12th April, 2011

On being a SWOT or a PEST

This I’ve heard many times:

“Oh we’ve done a SWOT & PEST analysis, we don’t need any help with that”

Me: “Great, can I see them?”

And then I get handed a one-page matrix of each with bullet points.

Me: “OK, how did this inform your thinking on how you react to these issues or drivers?”

[blank face]

This is important …

It’s important to identify the internal and external factors facing your organisation and really important that you then work out how you are going to respond.

Strengths, Weaknesses, Opportunities & Threats

If you’ve identified a demotivated staff team or dwindling funding source in your SWOT analysis but you haven’t addressed what you are going to do about it in your strategy you are setting yourself up to fail.

This isn’t limited to weaknesses/threats, if your strength is a dedicated team of volunteers but you haven’t considered how best to utilise and retain them in order to achieve your goals you are not planning to succeed.

So how do you go beyond the bullet to get to the meaning of the point?

A good facilitator won’t let you gloss over this in your planning sessions.  Ask yourself why something deserves a place on your matrix.  Keep asking why until you get to the heart of the matter.  If you don’t know why, more research may be needed.

When you’ve identified why – for example you know that staff are demotivated because the training budget has been slashed – you can begin to answer ‘so what‘?  So what are you going to do about it? How will you respond?  This should form the core of your aims and objectives.
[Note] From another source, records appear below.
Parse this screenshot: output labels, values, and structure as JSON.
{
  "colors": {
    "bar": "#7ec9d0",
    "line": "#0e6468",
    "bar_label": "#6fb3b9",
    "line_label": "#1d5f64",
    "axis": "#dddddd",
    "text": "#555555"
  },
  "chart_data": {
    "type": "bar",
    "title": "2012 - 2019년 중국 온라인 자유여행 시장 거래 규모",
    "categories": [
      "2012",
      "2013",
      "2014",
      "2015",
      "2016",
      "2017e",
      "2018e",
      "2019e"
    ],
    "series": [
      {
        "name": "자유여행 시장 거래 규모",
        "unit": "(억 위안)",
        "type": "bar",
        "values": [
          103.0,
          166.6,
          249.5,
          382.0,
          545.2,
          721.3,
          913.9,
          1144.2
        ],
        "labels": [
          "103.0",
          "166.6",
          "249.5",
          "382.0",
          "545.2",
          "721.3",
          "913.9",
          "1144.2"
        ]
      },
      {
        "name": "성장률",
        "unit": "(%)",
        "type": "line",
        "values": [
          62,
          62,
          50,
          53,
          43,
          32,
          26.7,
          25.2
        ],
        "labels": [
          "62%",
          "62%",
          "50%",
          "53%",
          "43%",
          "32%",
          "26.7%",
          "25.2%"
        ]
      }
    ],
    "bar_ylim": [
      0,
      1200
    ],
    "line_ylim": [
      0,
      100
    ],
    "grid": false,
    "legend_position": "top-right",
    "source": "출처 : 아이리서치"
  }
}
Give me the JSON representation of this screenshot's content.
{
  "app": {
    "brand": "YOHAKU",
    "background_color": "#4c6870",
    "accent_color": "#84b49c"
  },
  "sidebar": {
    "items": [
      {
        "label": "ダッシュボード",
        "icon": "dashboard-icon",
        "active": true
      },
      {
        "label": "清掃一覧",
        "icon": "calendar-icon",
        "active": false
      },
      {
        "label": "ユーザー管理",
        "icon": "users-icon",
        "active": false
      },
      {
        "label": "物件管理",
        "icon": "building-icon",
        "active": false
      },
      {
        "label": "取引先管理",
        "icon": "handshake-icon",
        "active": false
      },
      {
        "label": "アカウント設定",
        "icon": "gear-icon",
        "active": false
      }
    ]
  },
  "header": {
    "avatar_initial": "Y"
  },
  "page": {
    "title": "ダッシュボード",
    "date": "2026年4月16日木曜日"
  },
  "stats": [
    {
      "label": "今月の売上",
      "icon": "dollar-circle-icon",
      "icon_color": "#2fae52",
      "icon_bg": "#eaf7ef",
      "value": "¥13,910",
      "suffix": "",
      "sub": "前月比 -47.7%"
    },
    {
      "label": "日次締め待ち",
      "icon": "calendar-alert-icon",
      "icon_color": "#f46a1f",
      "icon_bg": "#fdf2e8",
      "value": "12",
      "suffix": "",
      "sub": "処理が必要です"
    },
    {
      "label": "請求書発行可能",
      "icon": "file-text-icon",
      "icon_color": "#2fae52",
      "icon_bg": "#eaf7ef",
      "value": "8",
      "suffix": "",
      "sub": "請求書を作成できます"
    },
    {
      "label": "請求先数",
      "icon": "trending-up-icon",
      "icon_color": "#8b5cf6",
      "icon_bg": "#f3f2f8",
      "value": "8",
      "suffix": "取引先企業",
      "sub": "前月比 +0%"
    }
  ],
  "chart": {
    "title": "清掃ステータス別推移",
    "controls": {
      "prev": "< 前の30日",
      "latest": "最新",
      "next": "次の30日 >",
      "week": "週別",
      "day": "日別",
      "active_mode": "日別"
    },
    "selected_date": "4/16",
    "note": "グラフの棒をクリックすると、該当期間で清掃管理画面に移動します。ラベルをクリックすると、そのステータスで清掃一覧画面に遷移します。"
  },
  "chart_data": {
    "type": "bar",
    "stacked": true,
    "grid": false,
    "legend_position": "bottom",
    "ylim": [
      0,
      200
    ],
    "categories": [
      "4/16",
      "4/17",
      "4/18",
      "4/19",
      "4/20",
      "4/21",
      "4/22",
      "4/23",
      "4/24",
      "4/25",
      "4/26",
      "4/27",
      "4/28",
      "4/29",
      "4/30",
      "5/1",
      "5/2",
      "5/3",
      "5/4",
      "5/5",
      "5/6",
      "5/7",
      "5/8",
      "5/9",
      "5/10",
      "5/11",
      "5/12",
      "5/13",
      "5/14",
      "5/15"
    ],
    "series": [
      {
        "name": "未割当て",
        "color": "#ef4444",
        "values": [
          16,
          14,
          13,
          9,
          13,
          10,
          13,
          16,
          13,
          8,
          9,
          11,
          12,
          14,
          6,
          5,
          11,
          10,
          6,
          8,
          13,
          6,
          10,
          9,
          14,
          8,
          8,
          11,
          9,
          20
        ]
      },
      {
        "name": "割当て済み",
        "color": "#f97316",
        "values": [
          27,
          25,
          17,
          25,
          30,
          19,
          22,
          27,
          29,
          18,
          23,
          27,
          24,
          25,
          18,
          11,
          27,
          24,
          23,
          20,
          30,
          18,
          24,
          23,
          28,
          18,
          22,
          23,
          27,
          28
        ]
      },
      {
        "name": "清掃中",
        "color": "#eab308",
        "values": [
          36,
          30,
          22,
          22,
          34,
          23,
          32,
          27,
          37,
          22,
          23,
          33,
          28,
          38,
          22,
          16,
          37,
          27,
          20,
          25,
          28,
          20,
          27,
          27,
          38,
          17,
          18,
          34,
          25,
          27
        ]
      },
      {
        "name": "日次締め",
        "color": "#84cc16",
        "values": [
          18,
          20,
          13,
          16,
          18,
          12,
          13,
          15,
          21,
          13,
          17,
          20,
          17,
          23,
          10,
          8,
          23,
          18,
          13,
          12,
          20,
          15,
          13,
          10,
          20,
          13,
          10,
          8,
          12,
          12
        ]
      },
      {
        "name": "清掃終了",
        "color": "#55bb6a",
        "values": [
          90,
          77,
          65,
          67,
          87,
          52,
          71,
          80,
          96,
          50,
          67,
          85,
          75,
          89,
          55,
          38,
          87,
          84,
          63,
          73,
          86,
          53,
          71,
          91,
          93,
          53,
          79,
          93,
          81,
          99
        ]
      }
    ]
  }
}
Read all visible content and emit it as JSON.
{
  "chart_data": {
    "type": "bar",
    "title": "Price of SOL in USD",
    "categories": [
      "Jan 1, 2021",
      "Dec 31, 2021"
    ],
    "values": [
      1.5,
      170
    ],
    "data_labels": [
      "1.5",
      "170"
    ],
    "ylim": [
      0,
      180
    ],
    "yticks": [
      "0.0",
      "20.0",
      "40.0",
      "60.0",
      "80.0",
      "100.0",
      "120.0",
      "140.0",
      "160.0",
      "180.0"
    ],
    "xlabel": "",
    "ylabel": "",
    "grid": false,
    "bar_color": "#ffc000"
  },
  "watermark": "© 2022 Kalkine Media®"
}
Political, Economic, Social & Technical factors

To have a good understanding of the environment in which you operate a PEST analysis is key.  (Some organisations add a Legal and Environmental analysis to the mix).  But similarly, it’s not enough to identify the factors or drivers that are likely to influence your organisation.  You must consider how to respond: ‘so what‘?  It can be helpful to focus on the most important ones by prioritising them.

I recommend checking out Third Sector Foresight a helpful online resource from NCVO.  They have some great planning tools, including a detailed analysis of the drivers that should be considered in your PEST analysis and some suggestions on how to rank them.

One final point on being a PEST or SWOT, don’t get hung up on categories and in which box to put what.  The most important thing is that you identify the key internal and external factors that are likely to impact on your organisation and then consider how to respond.